Cavernous angiomas with symptomatic hemorrhage (CASH) have a high risk of rebleeding, and hence an accurate diagnosis is needed. With blood flow and vascular leak as established mechanisms, we analyzed perfusion and permeability derivations of dynamic contrast-enhanced quantitative perfusion (DCEQP) MRI in 745 lesions of 205 consecutive patients. Thirteen respective derivations of lesional perfusion and permeability were compared between lesions that bled within a year prior to imaging (N = 86), versus non-CASH (N = 659) using machine learning and univariate analyses. Based on logistic regression and minimizing the Bayesian information criterion (BIC), the best diagnostic biomarker of CASH within the prior year included brainstem lesion location, sporadic genotype, perfusion skewness, and high-perfusion cluster area (BIC = 414.9, sensitivity = 74%, specificity = 87%). Adding a diagnostic plasma protein biomarker enhanced sensitivity to 100% and specificity to 85%. A slightly modified derivation achieved similar accuracy (BIC = 321.6, sensitivity = 80%, specificity = 82%) in the cohort where CASH occurred 3-12 months prior to imaging after signs of hemorrhage would have disappeared on conventional MRI sequences. Adding the same plasma biomarker enhanced sensitivity to 100% and specificity to 87%. Lesional blood flow on DCEQP may distinguish CASH after hemorrhagic signs on conventional MRI have disappeared and are enhanced in combination with a plasma biomarker.

Permissive microbiome characterizes human subjects with a neurovascular disease cavernous angioma.
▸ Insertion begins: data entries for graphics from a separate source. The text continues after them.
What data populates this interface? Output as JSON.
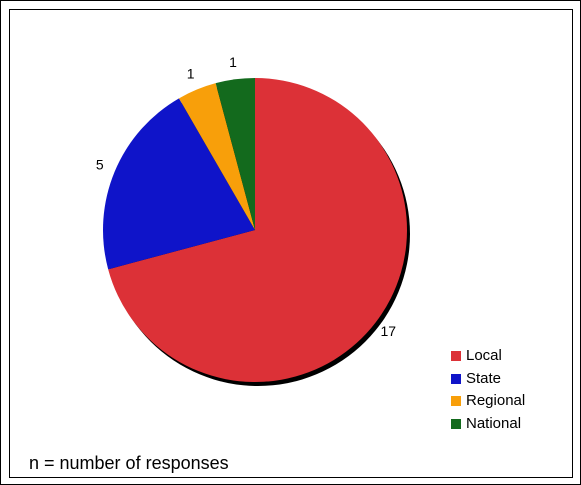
{
  "chart_data": {
    "type": "pie",
    "slices": [
      {
        "label": "Local",
        "value": 17,
        "color": "#dc3137",
        "data_label": "17"
      },
      {
        "label": "State",
        "value": 5,
        "color": "#0f14c9",
        "data_label": "5"
      },
      {
        "label": "Regional",
        "value": 1,
        "color": "#f89f0a",
        "data_label": "1"
      },
      {
        "label": "National",
        "value": 1,
        "color": "#136a1d",
        "data_label": "1"
      }
    ],
    "legend_position": "bottom-right",
    "note": "n = number of responses"
  }
}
Cavernous angiomas (CA) are common vascular anomalies causing brain hemorrhage. Based on mouse studies, roles of gram-negative bacteria and altered intestinal homeostasis have been implicated in CA pathogenesis, and pilot study had suggested potential microbiome differences between non-CA and CA individuals based on 16S rRNA gene sequencing. We here assess microbiome differences in a larger cohort of human subjects with and without CA, and among subjects with different clinical features, and conduct more definitive microbial analyses using metagenomic shotgun sequencing. Relative abundance of distinct bacterial species in CA patients is shown, consistent with postulated permissive microbiome driving CA lesion genesis via lipopolysaccharide signaling, in humans as in mice. Other microbiome differences are related to CA clinical behavior. Weighted combinations of microbiome signatures and plasma inflammatory biomarkers enhance associations with disease severity and hemorrhage. This is the first demonstration of a sensitive and specific diagnostic microbiome in a human neurovascular disease.